The Delay before evaluation is a time delay at the beginning of the gate evaluation process that allows the gates to initialize, stabilize, and begin providing accurate results for the current deployment. see Gate evaluation flows for more details.
- For pre-deployment gates, the delay would be the time required for all bugs to be logged against the artifacts being deployed.
- For post-deployment gates, the delay would be the maximum of the time taken for the deployed app to reach a steady operational state, the time taken for execution of all the required tests on the deployed stage, and the time it takes for incidents to be logged after the deployment.
The following gates are available by default:
- Invoke Azure function: Trigger execution of an Azure function and ensure a successful completion. See Azure function task for more details.
- Query Azure monitor alerts: Observe the configured Azure monitor alert rules for active alerts. See Azure monitor task for more details.
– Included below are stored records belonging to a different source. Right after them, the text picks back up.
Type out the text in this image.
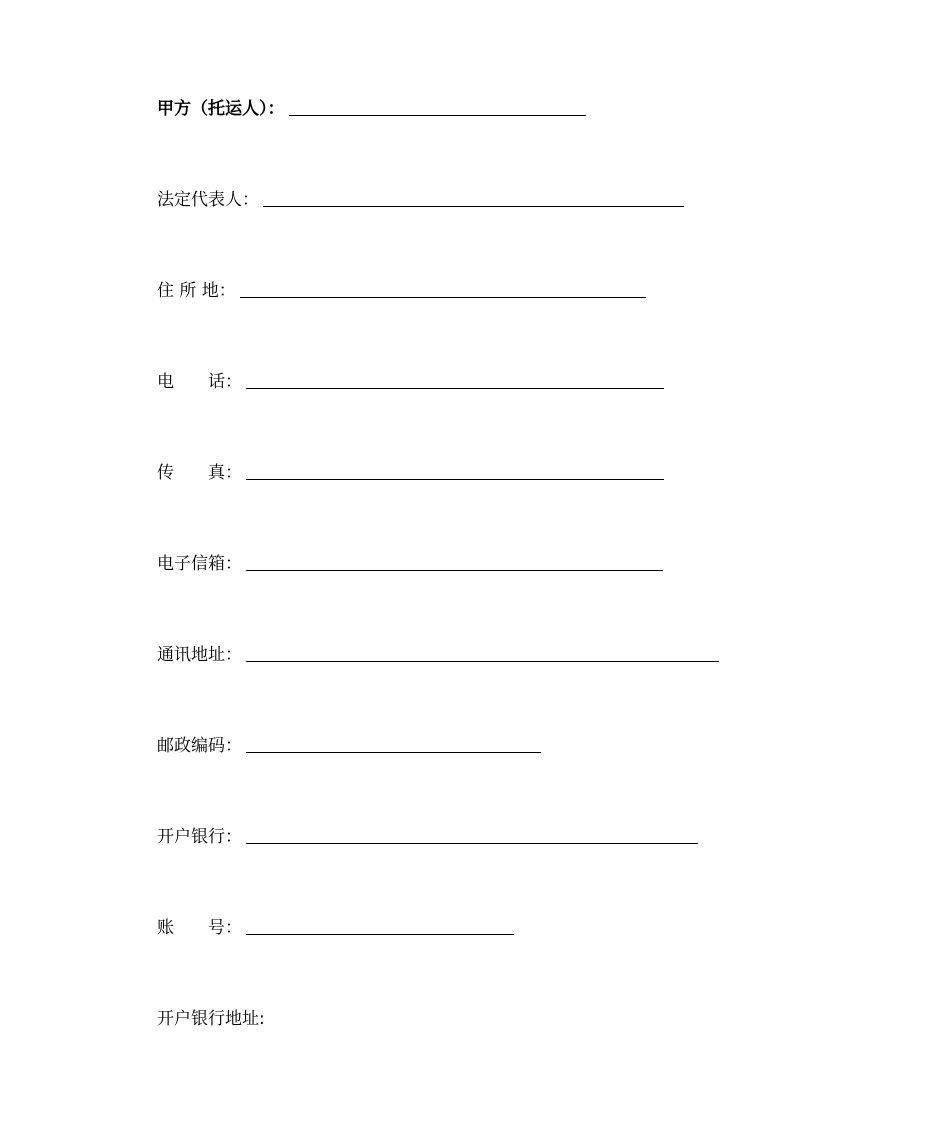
甲方（托运人）：
法定代表人：
住 所 地：
电　　话：
传　　真：
电子信箱：
通讯地址：
邮政编码：
开户银行：
账　　号：
开户银行地址:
- Invoke REST API: Make a call to a REST API and continue if it returns a successful response. See Invoke REST API task for more details.
- Query Work items: Ensure the number of matching work items returned from a query is within a threshold. See Query Work Items task for more details.
- Security and compliance assessment: Assess Azure Policy compliance on resources within the scope of a given subscription and resource group, and optionally at a specific resource level. See Check Azure Policy compliance task for more details.
You can also create your own gates with Marketplace extensions.
The evaluation options that apply to all the gates are:
- Time between re-evaluation of gates. The time interval between successive evaluations of the gates. At each sampling interval, new requests are sent concurrently to each gate and the new results are evaluated. It is recommended that the sampling interval is greater than the longest typical response time of the configured gates to allow time for all responses to be received for evaluation.
- Timeout after which gates fail. The maximum evaluation period for all gates. The deployment will be rejected if the timeout is reached before all gates succeed during the same sampling interval.
- Gates and approvals. Select the required order of execution for gates and approvals if you have configured both. For pre-deployment conditions, the default is to prompt for manual (user) approvals first, then evaluate gates afterwards. This saves the system from evaluating the gate functions if the release is rejected by the user. For post-deployment conditions, the default is to evaluate gates and prompt for manual approvals only when all gates are successful. This ensures the approvers have all the information required to approve.
Gate evaluation flow examples
The following diagram illustrates the flow of gate evaluation where, after the initial stabilization delay period and three sampling intervals, the deployment is approved.
The following diagram illustrates the flow of gate evaluation where, after the initial stabilization delay period, not all gates have succeeded at each sampling interval. In this case, after the timeout period expires, the deployment is rejected.